Odio y dolor
Nadie está exento de sentir dolor. Sus fuentes son múltiples: la enfermedad, la agresión, la pérdida… y sus efectos recaen solo sobre la persona doliente, excepto cuando provienen del odio. Infligir dolor a una persona por odio tiene consecuencias devastadoras para las sociedades. Trataré de explicar por qué, especialmente para entender el comportamiento de los crímenes contra las mujeres, a partir del extraordinario estudio de Sara Ahmed sobre “La política cultural de las emociones” (UNAM, Programa Universitario de Estudios de Género, 2015).
El odio es la “antipatía y aversión hacia algo o hacia alguien cuyo mal se desea”, define de manera sucinta el Diccionario de la Lengua Española. Desde la perspectiva de los estudios culturales, el odio es un vínculo negativo con otro que uno desea expulsar y que se sostiene expulsándolo realmente de la proximidad corporal y social.
El procedimiento del odio es simple: se elige intencionalmente un cuerpo o una propiedad a dañar o afectar “debido a la raza, color, discapacidad, religión, orientación sexual, origen nacional o ascendencia de esa persona o de quien posee u ocupa la propiedad” (p. 95). Se elige odiar aquello que representa a un grupo, no sólo a una persona por sí misma. Esa interpretación es fundamental para entender los feminicidios: no se asesina a una persona, se asesina el marco de valores y principios del género; lo que está en juego en un crimen es la percepción de un grupo en el cuerpo de una persona.
Habría que reiterar esto a los juristas cuando analizan un crimen de odio: la elección de asesinar a una mujer es una causa de la discriminación de género, no sólo un efecto de ésta, pues en cada caso prevalece la materialización de un juicio de valor sobre el grupo al que pertenece la víctima: se trata de imponer una agresión a la víctima forzándola a adquirir una identidad grupal subvaluada.

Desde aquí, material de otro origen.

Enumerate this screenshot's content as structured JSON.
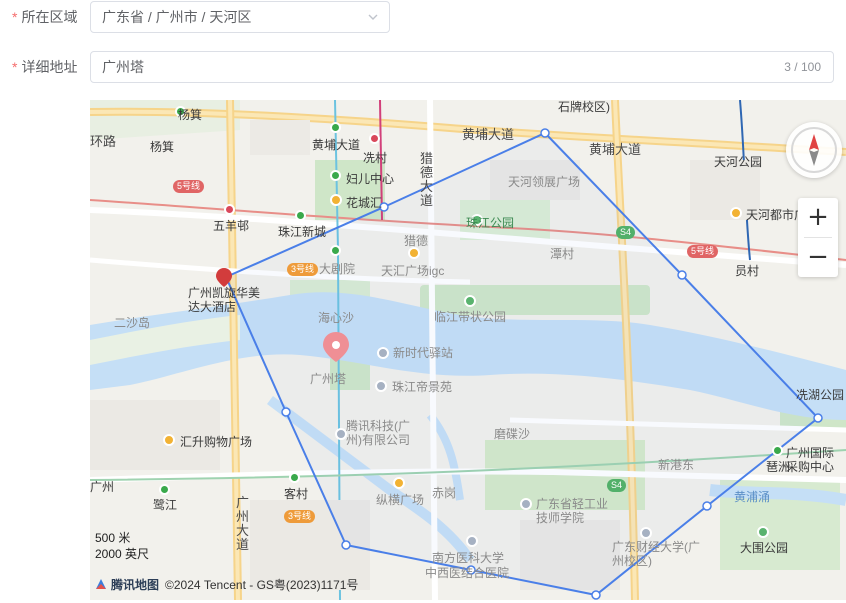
{
  "form": {
    "region": {
      "required_mark": "*",
      "label": "所在区域",
      "value": "广东省 / 广州市 / 天河区"
    },
    "address": {
      "required_mark": "*",
      "label": "详细地址",
      "value": "广州塔",
      "counter": "3 / 100"
    }
  },
  "map": {
    "roads": [
      "黄埔大道",
      "黄埔大道",
      "猎德大道",
      "广州大道",
      "环路"
    ],
    "labels": {
      "yangji_top": "杨箕",
      "yangji": "杨箕",
      "huanlu": "环路",
      "shipai": "石牌校区)",
      "huangpu_dadao_w": "黄埔大道",
      "xiancun": "冼村",
      "fuer": "妇儿中心",
      "huacheng": "花城汇",
      "liede_dadao": "猎德大道",
      "tianhe_lingzhan": "天河领展广场",
      "zhujiang_park": "珠江公园",
      "huangpu_dadao_e": "黄埔大道",
      "tianhe_park": "天河公园",
      "tianhe_duhui": "天河都市广",
      "wuyangcun": "五羊邨",
      "zhujiang_xincheng": "珠江新城",
      "liede": "猎德",
      "tanchun": "潭村",
      "yuancun": "员村",
      "dajuyuan": "大剧院",
      "tianhui": "天汇广场igc",
      "kaixuan": "广州凯旋华美达大酒店",
      "linjiang": "临江带状公园",
      "ershadao": "二沙岛",
      "haixinsha": "海心沙",
      "xinshidai": "新时代驿站",
      "canton_tower": "广州塔",
      "zhujiang_dijing": "珠江帝景苑",
      "tengxun": "腾讯科技(广州)有限公司",
      "pazhou": "磨碟沙",
      "huisheng": "汇升购物广场",
      "xingangdong": "新港东",
      "pazhou_st": "琶洲",
      "canton_fair": "广州国际采购中心",
      "jiagong": "黄浦涌",
      "zhongda": "广州大道",
      "kecun": "客村",
      "heyi": "鹭江",
      "zongheng": "纵横广场",
      "chigang": "赤岗",
      "qinggong": "广东省轻工业技师学院",
      "caijing": "广东财经大学(广州校区)",
      "datang_park": "大围公园",
      "nanfang_yike": "南方医科大学",
      "zhongxi": "中西医结合医院",
      "guangzhou_left": "广州",
      "xiangjiang": "冼湖公园",
      "line5_a": "5号线",
      "line5_b": "5号线",
      "line3_a": "3号线",
      "line3_b": "3号线",
      "s4": "S4",
      "s4b": "S4"
    },
    "scale": {
      "metric": "500 米",
      "imperial": "2000 英尺"
    },
    "attribution": {
      "logo": "腾讯地图",
      "text": "©2024 Tencent - GS粤(2023)1171号"
    },
    "zoom_in": "+",
    "zoom_out": "−",
    "polygon_color": "#4a7fe8"
  }
}
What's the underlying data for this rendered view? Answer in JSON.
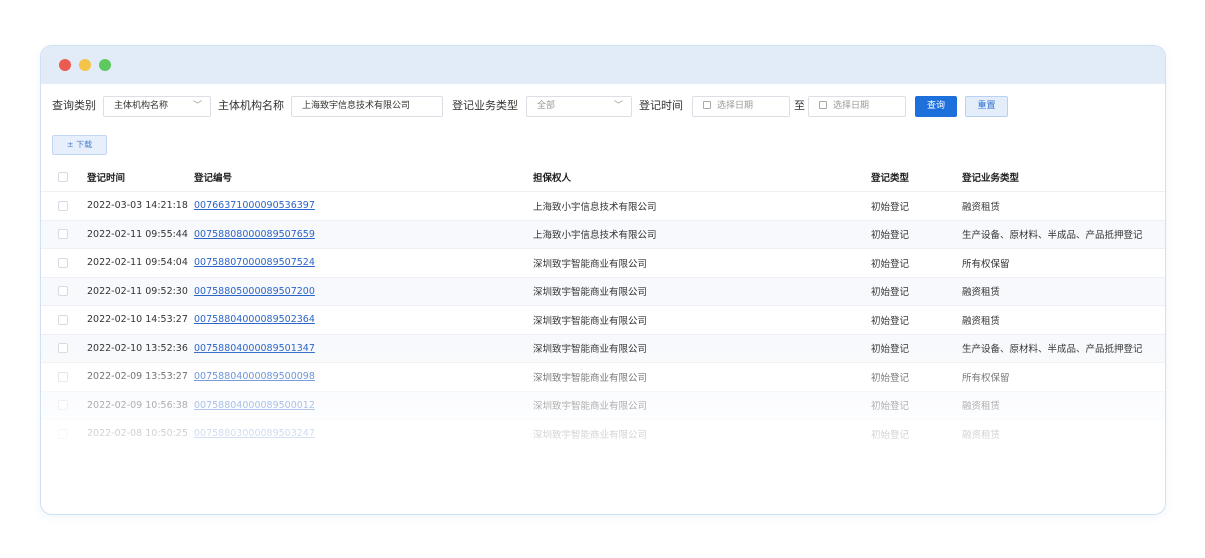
{
  "filters": {
    "query_type_label": "查询类别",
    "query_type_value": "主体机构名称",
    "entity_name_label": "主体机构名称",
    "entity_name_value": "上海致宇信息技术有限公司",
    "business_type_label": "登记业务类型",
    "business_type_value": "全部",
    "reg_time_label": "登记时间",
    "date_placeholder_start": "选择日期",
    "to_label": "至",
    "date_placeholder_end": "选择日期",
    "query_button": "查询",
    "reset_button": "重置"
  },
  "toolbar": {
    "download_label": "± 下载"
  },
  "table": {
    "headers": [
      "登记时间",
      "登记编号",
      "担保权人",
      "登记类型",
      "登记业务类型"
    ],
    "rows": [
      [
        "2022-03-03 14:21:18",
        "00766371000090536397",
        "上海致小宇信息技术有限公司",
        "初始登记",
        "融资租赁"
      ],
      [
        "2022-02-11 09:55:44",
        "00758808000089507659",
        "上海致小宇信息技术有限公司",
        "初始登记",
        "生产设备、原材料、半成品、产品抵押登记"
      ],
      [
        "2022-02-11 09:54:04",
        "00758807000089507524",
        "深圳致宇智能商业有限公司",
        "初始登记",
        "所有权保留"
      ],
      [
        "2022-02-11 09:52:30",
        "00758805000089507200",
        "深圳致宇智能商业有限公司",
        "初始登记",
        "融资租赁"
      ],
      [
        "2022-02-10 14:53:27",
        "00758804000089502364",
        "深圳致宇智能商业有限公司",
        "初始登记",
        "融资租赁"
      ],
      [
        "2022-02-10 13:52:36",
        "00758804000089501347",
        "深圳致宇智能商业有限公司",
        "初始登记",
        "生产设备、原材料、半成品、产品抵押登记"
      ],
      [
        "2022-02-09 13:53:27",
        "00758804000089500098",
        "深圳致宇智能商业有限公司",
        "初始登记",
        "所有权保留"
      ],
      [
        "2022-02-09 10:56:38",
        "00758804000089500012",
        "深圳致宇智能商业有限公司",
        "初始登记",
        "融资租赁"
      ],
      [
        "2022-02-08 10:50:25",
        "00758803000089503247",
        "深圳致宇智能商业有限公司",
        "初始登记",
        "融资租赁"
      ]
    ]
  }
}
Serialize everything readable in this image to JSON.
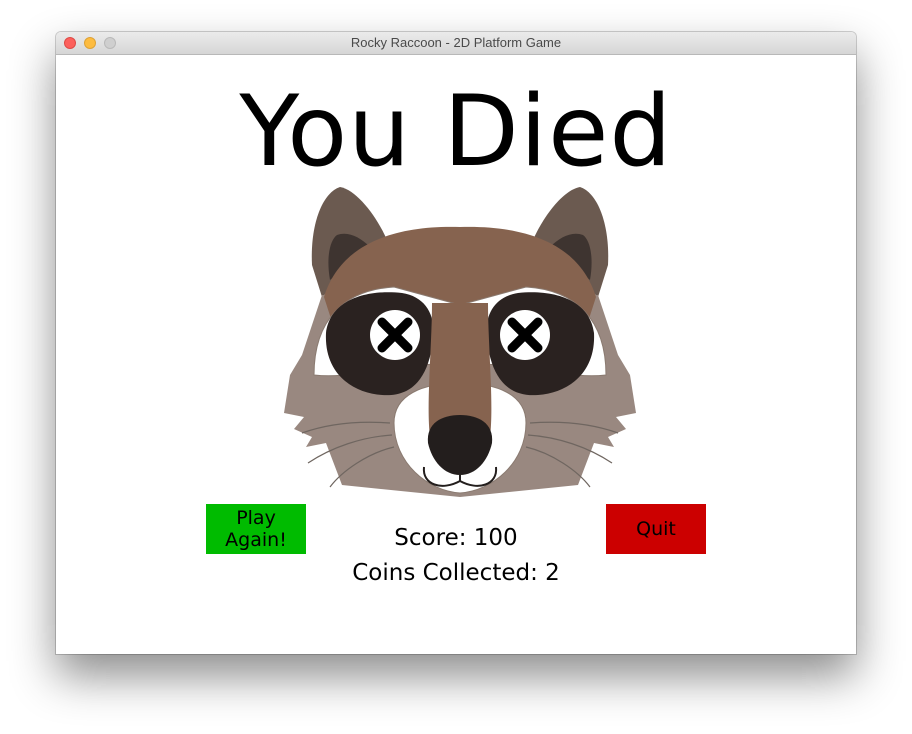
{
  "window": {
    "title": "Rocky Raccoon - 2D Platform Game"
  },
  "screen": {
    "headline": "You Died",
    "image": "dead-raccoon-face"
  },
  "buttons": {
    "play_again": "Play Again!",
    "quit": "Quit"
  },
  "stats": {
    "score": "Score: 100",
    "coins": "Coins Collected: 2"
  },
  "colors": {
    "play_again": "#00bb00",
    "quit": "#cc0000"
  }
}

De esto hablan las mujeres cuando exigen vivir sin miedo a transitar solas por las calles, o a vestirse y actuar con libertad en ambientes masculinos. El miedo es un potenciador del dolor, al mismo tiempo que es su huella: las mujeres y las niñas que fueron violentadas pueden atestiguarlo; de ahí que sea relevante entender clínicamente el dolor de una persona como expresión del dolor en un grupo social.
Esa noción del dolor colectivo contribuye a entender el dolor individual, pero sobre todo nos alerta sobre el interés social por saber dónde se infligió la herida (el llamado “morbo” de ver fotografías de cadáveres recientes o declaraciones de asesinos confesos), mecanismo que subraya la identificación con el grupo victimizado a través del dolor, esa sensación molesta y aflictiva, ese sentimiento de pena y congoja que condiciona la realización plena de uno y de todos.